Life-course approach
Men’s experience of health and wellbeing, health-related attitudes and behaviours and service use change substantially over the life course as a result of both the biological process of ageing and different roles (for example, fatherhood, employment, after leaving full-time work).
A life-course approach takes account of and responds to these
differences, as well as identifying the critical transition points that
present opportunities for intervention, such as school to paid work,
becoming a parent, and leaving full-time work [20].

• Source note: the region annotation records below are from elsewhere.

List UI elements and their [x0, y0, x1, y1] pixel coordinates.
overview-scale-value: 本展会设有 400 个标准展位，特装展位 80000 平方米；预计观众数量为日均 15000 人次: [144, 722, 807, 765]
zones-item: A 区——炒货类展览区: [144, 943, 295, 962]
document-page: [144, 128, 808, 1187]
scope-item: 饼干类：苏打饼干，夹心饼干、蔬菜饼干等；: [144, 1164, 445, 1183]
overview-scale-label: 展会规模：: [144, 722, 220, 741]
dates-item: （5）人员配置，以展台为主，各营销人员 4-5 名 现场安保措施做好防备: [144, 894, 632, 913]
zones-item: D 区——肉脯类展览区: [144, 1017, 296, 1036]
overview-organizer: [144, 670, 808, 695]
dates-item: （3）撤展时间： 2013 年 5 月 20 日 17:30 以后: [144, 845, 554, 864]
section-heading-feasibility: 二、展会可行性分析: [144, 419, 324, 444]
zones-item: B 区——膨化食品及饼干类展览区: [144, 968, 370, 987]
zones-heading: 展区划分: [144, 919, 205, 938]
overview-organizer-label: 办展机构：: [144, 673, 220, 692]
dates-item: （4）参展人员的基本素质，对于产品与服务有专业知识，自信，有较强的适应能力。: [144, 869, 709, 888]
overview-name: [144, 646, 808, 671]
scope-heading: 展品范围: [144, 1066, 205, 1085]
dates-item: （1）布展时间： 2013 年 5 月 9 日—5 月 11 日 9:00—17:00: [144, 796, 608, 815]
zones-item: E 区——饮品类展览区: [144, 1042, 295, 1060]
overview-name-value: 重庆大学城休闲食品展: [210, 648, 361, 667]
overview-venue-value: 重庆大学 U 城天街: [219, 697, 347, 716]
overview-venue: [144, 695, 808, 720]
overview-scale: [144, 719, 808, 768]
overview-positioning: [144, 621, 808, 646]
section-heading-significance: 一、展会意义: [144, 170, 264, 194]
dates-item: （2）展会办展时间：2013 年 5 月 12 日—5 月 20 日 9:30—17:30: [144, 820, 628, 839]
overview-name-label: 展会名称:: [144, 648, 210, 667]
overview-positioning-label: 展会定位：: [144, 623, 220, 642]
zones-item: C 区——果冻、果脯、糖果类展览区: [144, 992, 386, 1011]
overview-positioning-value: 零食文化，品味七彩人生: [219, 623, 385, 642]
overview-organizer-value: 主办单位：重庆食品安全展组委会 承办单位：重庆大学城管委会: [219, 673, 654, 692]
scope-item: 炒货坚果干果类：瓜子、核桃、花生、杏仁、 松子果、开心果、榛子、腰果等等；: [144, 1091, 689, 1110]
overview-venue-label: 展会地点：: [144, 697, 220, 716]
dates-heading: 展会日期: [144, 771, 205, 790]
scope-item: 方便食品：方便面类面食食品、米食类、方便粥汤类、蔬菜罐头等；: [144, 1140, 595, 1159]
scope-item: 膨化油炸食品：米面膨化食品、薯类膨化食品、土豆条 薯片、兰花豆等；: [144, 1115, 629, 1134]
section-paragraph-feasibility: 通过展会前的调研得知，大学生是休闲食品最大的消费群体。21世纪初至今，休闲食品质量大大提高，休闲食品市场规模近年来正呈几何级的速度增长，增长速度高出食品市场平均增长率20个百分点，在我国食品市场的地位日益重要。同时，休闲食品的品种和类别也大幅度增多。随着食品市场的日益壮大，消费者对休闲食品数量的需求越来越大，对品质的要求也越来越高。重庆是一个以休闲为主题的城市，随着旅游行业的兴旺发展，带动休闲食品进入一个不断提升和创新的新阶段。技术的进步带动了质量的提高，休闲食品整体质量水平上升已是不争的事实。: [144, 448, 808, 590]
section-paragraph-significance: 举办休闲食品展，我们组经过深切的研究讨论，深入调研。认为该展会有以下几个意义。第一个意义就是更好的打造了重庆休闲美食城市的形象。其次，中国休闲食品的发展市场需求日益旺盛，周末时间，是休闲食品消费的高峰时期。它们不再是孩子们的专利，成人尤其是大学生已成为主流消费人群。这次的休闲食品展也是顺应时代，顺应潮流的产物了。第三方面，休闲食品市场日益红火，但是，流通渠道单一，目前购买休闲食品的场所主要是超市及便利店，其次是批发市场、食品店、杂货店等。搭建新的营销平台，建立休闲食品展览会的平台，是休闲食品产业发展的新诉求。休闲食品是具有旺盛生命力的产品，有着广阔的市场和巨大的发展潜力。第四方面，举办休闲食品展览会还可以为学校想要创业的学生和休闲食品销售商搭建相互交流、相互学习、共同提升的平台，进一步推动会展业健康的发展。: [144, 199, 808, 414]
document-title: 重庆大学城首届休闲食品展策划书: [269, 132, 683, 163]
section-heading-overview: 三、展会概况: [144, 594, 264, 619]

Conventional gender constructs affect men’s HIV care seeking behavior and health workers. There is need for male friendly services that addresses these constructs and sustain men in care. Communitybased HIV interventions can overcome barriers associated with facilities and increase men’s engagement in care. Social and livelihood interventions can reduce stigma and poverty. Informants reported a clear and hegemonic notion of masculinity that required men to be and act in control, to have know-how, be strong, resilient, disease free, highly sexual and economically productive. However, such traits were in direct conflict with the ‘good patient’ persona who is expected to accept being HIV positive, take instructions from nurses and engage in health-enabling behaviors such as attending regular hospital visits and refraining from alcohol and unprotected extra-marital sex.
The current state of evidence strongly suggests that communitybased test-and-treat strategies can reduce the gender disparity in
HIV testing and treatment by achieving higher levels of ART coverage
and viral suppression in HIV-positive men.